Having been a diesel driver for years, a diesel Opel Insignia, with 98 g CO2 was to be my choice when a good friend pointed out the negative health implications of diesel’s micro particules. I was aware of it, Brussels’ air quality is very poor for a start, but never stood still at the scale of the problem.
Digging into this topic with some “google science” and “internet truth”, it occurred to me that diesel could very well be our current and our kids’ asbestos case. A lot of construction companies were active with asbestos in the seventies and eighties, unaware of the related health risks. Without pinpointing a single company, not all the companies were brought in front of a jury, I remembered that a trial took place in Italy earlier this year, relating asbestos poisoning to the deaths of nearly 3.000 people worldwide. And that is just for the local branch of one, single company…
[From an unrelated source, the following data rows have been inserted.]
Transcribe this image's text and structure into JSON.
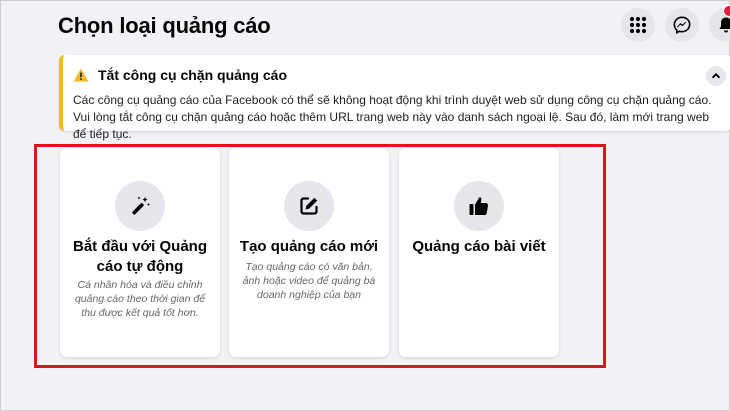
{
  "page": {
    "title": "Chọn loại quảng cáo"
  },
  "top_icons": [
    "menu-grid-icon",
    "messenger-icon",
    "bell-icon"
  ],
  "alert": {
    "title": "Tắt công cụ chặn quảng cáo",
    "body": "Các công cụ quảng cáo của Facebook có thể sẽ không hoạt động khi trình duyệt web sử dụng công cụ chặn quảng cáo. Vui lòng tắt công cụ chặn quảng cáo hoặc thêm URL trang web này vào danh sách ngoại lệ. Sau đó, làm mới trang web để tiếp tục.",
    "accent_color": "#f7b928"
  },
  "cards": [
    {
      "icon": "magic-wand-icon",
      "title": "Bắt đầu với Quảng cáo tự động",
      "description": "Cá nhân hóa và điều chỉnh quảng cáo theo thời gian để thu được kết quả tốt hơn."
    },
    {
      "icon": "edit-icon",
      "title": "Tạo quảng cáo mới",
      "description": "Tạo quảng cáo có văn bản, ảnh hoặc video để quảng bá doanh nghiệp của bạn"
    },
    {
      "icon": "thumbs-up-icon",
      "title": "Quảng cáo bài viết",
      "description": ""
    }
  ],
  "colors": {
    "background": "#f0f2f5",
    "highlight_frame": "#e0151c",
    "notification": "#e41e3f"
  }
}
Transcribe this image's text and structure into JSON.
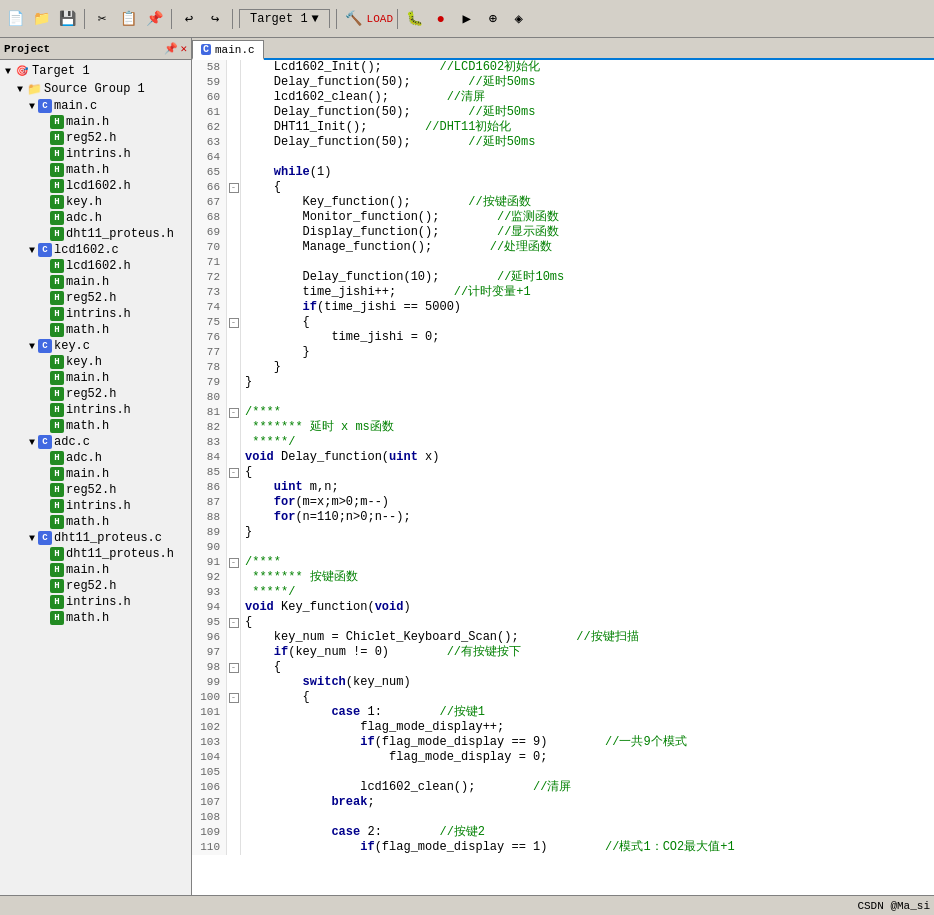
{
  "app": {
    "title": "Target 1",
    "toolbar_icons": [
      "new",
      "open",
      "save",
      "cut",
      "copy",
      "paste",
      "undo",
      "redo",
      "build",
      "load",
      "debug",
      "run",
      "step",
      "stepover",
      "stepout",
      "reset",
      "stop"
    ]
  },
  "sidebar": {
    "header": "Project",
    "tree": [
      {
        "id": "target1",
        "label": "Target 1",
        "level": 0,
        "type": "target",
        "expanded": true
      },
      {
        "id": "srcgroup1",
        "label": "Source Group 1",
        "level": 1,
        "type": "group",
        "expanded": true
      },
      {
        "id": "main_c",
        "label": "main.c",
        "level": 2,
        "type": "c"
      },
      {
        "id": "main_h",
        "label": "main.h",
        "level": 3,
        "type": "h"
      },
      {
        "id": "reg52_h",
        "label": "reg52.h",
        "level": 3,
        "type": "h"
      },
      {
        "id": "intrins_h",
        "label": "intrins.h",
        "level": 3,
        "type": "h"
      },
      {
        "id": "math_h",
        "label": "math.h",
        "level": 3,
        "type": "h"
      },
      {
        "id": "lcd1602_h",
        "label": "lcd1602.h",
        "level": 3,
        "type": "h"
      },
      {
        "id": "key_h",
        "label": "key.h",
        "level": 3,
        "type": "h"
      },
      {
        "id": "adc_h",
        "label": "adc.h",
        "level": 3,
        "type": "h"
      },
      {
        "id": "dht11_h",
        "label": "dht11_proteus.h",
        "level": 3,
        "type": "h"
      },
      {
        "id": "lcd1602_c",
        "label": "lcd1602.c",
        "level": 2,
        "type": "c"
      },
      {
        "id": "lcd1602_h2",
        "label": "lcd1602.h",
        "level": 3,
        "type": "h"
      },
      {
        "id": "main_h2",
        "label": "main.h",
        "level": 3,
        "type": "h"
      },
      {
        "id": "reg52_h2",
        "label": "reg52.h",
        "level": 3,
        "type": "h"
      },
      {
        "id": "intrins_h2",
        "label": "intrins.h",
        "level": 3,
        "type": "h"
      },
      {
        "id": "math_h2",
        "label": "math.h",
        "level": 3,
        "type": "h"
      },
      {
        "id": "key_c",
        "label": "key.c",
        "level": 2,
        "type": "c"
      },
      {
        "id": "key_h2",
        "label": "key.h",
        "level": 3,
        "type": "h"
      },
      {
        "id": "main_h3",
        "label": "main.h",
        "level": 3,
        "type": "h"
      },
      {
        "id": "reg52_h3",
        "label": "reg52.h",
        "level": 3,
        "type": "h"
      },
      {
        "id": "intrins_h3",
        "label": "intrins.h",
        "level": 3,
        "type": "h"
      },
      {
        "id": "math_h3",
        "label": "math.h",
        "level": 3,
        "type": "h"
      },
      {
        "id": "adc_c",
        "label": "adc.c",
        "level": 2,
        "type": "c"
      },
      {
        "id": "adc_h2",
        "label": "adc.h",
        "level": 3,
        "type": "h"
      },
      {
        "id": "main_h4",
        "label": "main.h",
        "level": 3,
        "type": "h"
      },
      {
        "id": "reg52_h4",
        "label": "reg52.h",
        "level": 3,
        "type": "h"
      },
      {
        "id": "intrins_h4",
        "label": "intrins.h",
        "level": 3,
        "type": "h"
      },
      {
        "id": "math_h4",
        "label": "math.h",
        "level": 3,
        "type": "h"
      },
      {
        "id": "dht11_c",
        "label": "dht11_proteus.c",
        "level": 2,
        "type": "c"
      },
      {
        "id": "dht11_h2",
        "label": "dht11_proteus.h",
        "level": 3,
        "type": "h"
      },
      {
        "id": "main_h5",
        "label": "main.h",
        "level": 3,
        "type": "h"
      },
      {
        "id": "reg52_h5",
        "label": "reg52.h",
        "level": 3,
        "type": "h"
      },
      {
        "id": "intrins_h5",
        "label": "intrins.h",
        "level": 3,
        "type": "h"
      },
      {
        "id": "math_h5",
        "label": "math.h",
        "level": 3,
        "type": "h"
      }
    ]
  },
  "editor": {
    "tab": "main.c",
    "lines": [
      {
        "num": 58,
        "fold": "",
        "content": "    Lcd1602_Init();",
        "comment": "//LCD1602初始化"
      },
      {
        "num": 59,
        "fold": "",
        "content": "    Delay_function(50);",
        "comment": "//延时50ms"
      },
      {
        "num": 60,
        "fold": "",
        "content": "    lcd1602_clean();",
        "comment": "//清屏"
      },
      {
        "num": 61,
        "fold": "",
        "content": "    Delay_function(50);",
        "comment": "//延时50ms"
      },
      {
        "num": 62,
        "fold": "",
        "content": "    DHT11_Init();",
        "comment": "//DHT11初始化"
      },
      {
        "num": 63,
        "fold": "",
        "content": "    Delay_function(50);",
        "comment": "//延时50ms"
      },
      {
        "num": 64,
        "fold": "",
        "content": "",
        "comment": ""
      },
      {
        "num": 65,
        "fold": "",
        "content": "    while(1)",
        "comment": ""
      },
      {
        "num": 66,
        "fold": "-",
        "content": "    {",
        "comment": ""
      },
      {
        "num": 67,
        "fold": "",
        "content": "        Key_function();",
        "comment": "//按键函数"
      },
      {
        "num": 68,
        "fold": "",
        "content": "        Monitor_function();",
        "comment": "//监测函数"
      },
      {
        "num": 69,
        "fold": "",
        "content": "        Display_function();",
        "comment": "//显示函数"
      },
      {
        "num": 70,
        "fold": "",
        "content": "        Manage_function();",
        "comment": "//处理函数"
      },
      {
        "num": 71,
        "fold": "",
        "content": "",
        "comment": ""
      },
      {
        "num": 72,
        "fold": "",
        "content": "        Delay_function(10);",
        "comment": "//延时10ms"
      },
      {
        "num": 73,
        "fold": "",
        "content": "        time_jishi++;",
        "comment": "//计时变量+1"
      },
      {
        "num": 74,
        "fold": "",
        "content": "        if(time_jishi == 5000)",
        "comment": ""
      },
      {
        "num": 75,
        "fold": "-",
        "content": "        {",
        "comment": ""
      },
      {
        "num": 76,
        "fold": "",
        "content": "            time_jishi = 0;",
        "comment": ""
      },
      {
        "num": 77,
        "fold": "",
        "content": "        }",
        "comment": ""
      },
      {
        "num": 78,
        "fold": "",
        "content": "    }",
        "comment": ""
      },
      {
        "num": 79,
        "fold": "",
        "content": "}",
        "comment": ""
      },
      {
        "num": 80,
        "fold": "",
        "content": "",
        "comment": ""
      },
      {
        "num": 81,
        "fold": "-",
        "content": "/****",
        "comment": ""
      },
      {
        "num": 82,
        "fold": "",
        "content": " ******* 延时 x ms函数",
        "comment": ""
      },
      {
        "num": 83,
        "fold": "",
        "content": " *****/",
        "comment": ""
      },
      {
        "num": 84,
        "fold": "",
        "content": "void Delay_function(uint x)",
        "comment": ""
      },
      {
        "num": 85,
        "fold": "-",
        "content": "{",
        "comment": ""
      },
      {
        "num": 86,
        "fold": "",
        "content": "    uint m,n;",
        "comment": ""
      },
      {
        "num": 87,
        "fold": "",
        "content": "    for(m=x;m>0;m--)",
        "comment": ""
      },
      {
        "num": 88,
        "fold": "",
        "content": "    for(n=110;n>0;n--);",
        "comment": ""
      },
      {
        "num": 89,
        "fold": "",
        "content": "}",
        "comment": ""
      },
      {
        "num": 90,
        "fold": "",
        "content": "",
        "comment": ""
      },
      {
        "num": 91,
        "fold": "-",
        "content": "/****",
        "comment": ""
      },
      {
        "num": 92,
        "fold": "",
        "content": " ******* 按键函数",
        "comment": ""
      },
      {
        "num": 93,
        "fold": "",
        "content": " *****/",
        "comment": ""
      },
      {
        "num": 94,
        "fold": "",
        "content": "void Key_function(void)",
        "comment": ""
      },
      {
        "num": 95,
        "fold": "-",
        "content": "{",
        "comment": ""
      },
      {
        "num": 96,
        "fold": "",
        "content": "    key_num = Chiclet_Keyboard_Scan();",
        "comment": "//按键扫描"
      },
      {
        "num": 97,
        "fold": "",
        "content": "    if(key_num != 0)",
        "comment": "//有按键按下"
      },
      {
        "num": 98,
        "fold": "-",
        "content": "    {",
        "comment": ""
      },
      {
        "num": 99,
        "fold": "",
        "content": "        switch(key_num)",
        "comment": ""
      },
      {
        "num": 100,
        "fold": "-",
        "content": "        {",
        "comment": ""
      },
      {
        "num": 101,
        "fold": "",
        "content": "            case 1:",
        "comment": "//按键1"
      },
      {
        "num": 102,
        "fold": "",
        "content": "                flag_mode_display++;",
        "comment": ""
      },
      {
        "num": 103,
        "fold": "",
        "content": "                if(flag_mode_display == 9)",
        "comment": "//一共9个模式"
      },
      {
        "num": 104,
        "fold": "",
        "content": "                    flag_mode_display = 0;",
        "comment": ""
      },
      {
        "num": 105,
        "fold": "",
        "content": "",
        "comment": ""
      },
      {
        "num": 106,
        "fold": "",
        "content": "                lcd1602_clean();",
        "comment": "//清屏"
      },
      {
        "num": 107,
        "fold": "",
        "content": "            break;",
        "comment": ""
      },
      {
        "num": 108,
        "fold": "",
        "content": "",
        "comment": ""
      },
      {
        "num": 109,
        "fold": "",
        "content": "            case 2:",
        "comment": "//按键2"
      },
      {
        "num": 110,
        "fold": "",
        "content": "                if(flag_mode_display == 1)",
        "comment": "//模式1：CO2最大值+1"
      }
    ]
  },
  "statusbar": {
    "text": "CSDN @Ma_si"
  }
}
Similar asbestos’ dust, companies, the authorities and the general public appear not to be very concerned with diesel’s negative health implications. Or maybe some want to ignore them for plain financial reasons, vested interests?
There is a loss in life expectancy attributable to the exposure to fine particulate matter, mainly less than 2.5 micrometers (PM2,5). In Belgium, the “loss in statistical life expectancy that can be attributed to the identified anthropogenic contributions to PM2.5 (in months), for the emissions of the year 2000” was 14,9 months. In plan language, that’s a big year. And in cities, guess who seems to be responsible 40 to 85% of the PM2,5 emissions? Right, diesel cars.
Carmakers have been offering root filters on their diesel models for some years now. To quote a salesman on that subject: “I am not sure it works well, given how it should be used for optimal filtering”. Do they correctly work for the nano-particules (PM2,5), not only for PM10? And what about at low exhaust heat, i.e. slow driving in urban areas? If anyone can shed a light here, please feel free to do so.
Some cities are taking some first steps to ban diesels in a near or far future, like Paris (“Nous ne voulons plus de diesel à Paris”), Brussels and Antwerpen.
A 2000-graphic from a ten-year old paper by Austrian’s International Institute for Applied Systems Analysis (IIASA) and an overview particules concentration in 2014 do not visually differ very much… (see top). I am not a scientist: one is for PM10, the other for PM2,5 (even worse I understood), but I believe one can and should extract a general negative message.
Now, there are obviously different causes and reasons, leading us to several possible solutions, and not all the woes can be attributed to diesel cars. As often in this integrated world of ours, picking one solution impedes the benefits of at least one of the other parties involved. A related example, from a ‘pure’ CO2 point of view, is the story I was told that downtown taxi-drivers from Brussels who drop somebody at the national airport in Zaventem are not allowed to bring another person back to Brussels, to protect those taxi-drivers registered in Zaventem.
However, from a grass root point of view for my own, little contribution to improve the air quality on our planet, I bought a regular gas powered stock car (Audi A3 1.4L).
Did I do the right thing?
All power sources alternatives have good and bad points, depending on underlying characteristics and assumptions, but the real answer to that question is “No”. From a pure ecological view I should do all my traveling walking or with my bicycle, period. Unfortunately, today, with my current constraints, that is unfeasible… Next up in is sharing public transportation modes. Although their ecological footprint is open for debate, what to include or exclude in the calculation, only consider the marginal costs etc…, I already try to do that as much as possible, but could do better. Shouldn’t we all…? Also those with their company cars..?
P.S. In the future, should you or your friends plan to buy a diesel car, please check the state of its technology at that moment in relation with the micro-particules emmissions in order to make a well-informed choice. Thanks.
P.S.S. If you have any remarks or suggestions, scientifically based preferred, feel free to post your comments.